As part of the C4DM seminar series, the Machine Listening Lab and the Centre for Intelligent Sensing jointly present Mauricio Álvarez giving a talk about Sequential latent force models for segmenting motor primitives.
- Date and Time: Wednesday, 24th May 2017, at 4:00pm
- Place: Room GC 2.22, Graduate Centre, Queen Mary University of London, Mile End Road, London E1 4NS. (Directions)
Motor primitives are basic representations of human motion that, in a similar way to phonemes in a language, can be used to compose complex movements used for imitation learning in humanoid robotics. The first step when using motor primitives in imitation learning consists of defining a basic vocabulary of motor skills, according to a particular task that the humanoid robot is supposed to perform. Such vocabularies are usually learned from multivariate time course data. In this talk, I will describe two alternatives for segmentation of motor primitives from multivariate time course data that involve the use of latent force models. A latent force model encodes a dynamic motor primitive in the form of a kernel function that can be used as the covariance function of a Gaussian process. I will describe how latent force models can be used on their own, or in combination with hidden Markov models for segmenting motion templates.
Dr.
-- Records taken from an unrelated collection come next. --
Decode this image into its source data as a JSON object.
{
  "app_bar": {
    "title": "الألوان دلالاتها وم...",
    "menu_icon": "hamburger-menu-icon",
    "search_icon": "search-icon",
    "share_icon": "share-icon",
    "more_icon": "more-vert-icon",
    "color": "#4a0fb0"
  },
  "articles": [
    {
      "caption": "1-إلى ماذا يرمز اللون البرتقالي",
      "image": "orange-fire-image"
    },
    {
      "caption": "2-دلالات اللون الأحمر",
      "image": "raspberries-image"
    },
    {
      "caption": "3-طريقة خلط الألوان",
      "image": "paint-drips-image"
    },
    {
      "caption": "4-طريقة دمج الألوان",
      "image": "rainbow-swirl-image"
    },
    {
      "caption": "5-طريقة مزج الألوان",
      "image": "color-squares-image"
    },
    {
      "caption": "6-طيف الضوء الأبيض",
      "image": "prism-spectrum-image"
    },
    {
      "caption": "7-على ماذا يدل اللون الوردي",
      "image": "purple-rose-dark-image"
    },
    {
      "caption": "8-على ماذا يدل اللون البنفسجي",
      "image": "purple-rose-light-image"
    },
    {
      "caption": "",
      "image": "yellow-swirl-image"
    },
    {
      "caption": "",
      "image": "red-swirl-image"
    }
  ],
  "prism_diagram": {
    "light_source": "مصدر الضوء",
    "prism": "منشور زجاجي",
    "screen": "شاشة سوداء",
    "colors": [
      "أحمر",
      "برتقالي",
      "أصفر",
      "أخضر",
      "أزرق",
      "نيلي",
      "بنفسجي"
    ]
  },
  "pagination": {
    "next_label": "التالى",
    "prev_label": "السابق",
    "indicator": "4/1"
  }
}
Álvarez received a degree in Electronics Engineering (B. Eng.) with Honours, from Universidad Nacional de Colombia in 2004, a master degree in Electrical Engineering (M. Eng.) from Universidad Tecnológica de Pereira, Colombia in 2006, and a Ph.D. degree in Computer Science from The University of Manchester, UK, in 2011. After finishing his Ph.D., Dr. Álvarez joined the Department of Electrical Engineering at Universidad Tecnológica de Pereira, Colombia, where he was appointed as a Faculty member until Dec 2016. From January 2017, Dr. Álvarez was appointed as Lecturer in Machine Learning at the Department of Computer Science of the University of Sheffield, UK.
Dr. Álvarez is interested in machine learning in general, its interplay with mathematics and statistics, and its applications. In particular, his research interests include probabilistic models, kernel methods, and stochastic processes. He works on the development of new approaches and the application of Machine Learning in areas that include applied neuroscience, systems biology, and humanoid robotics.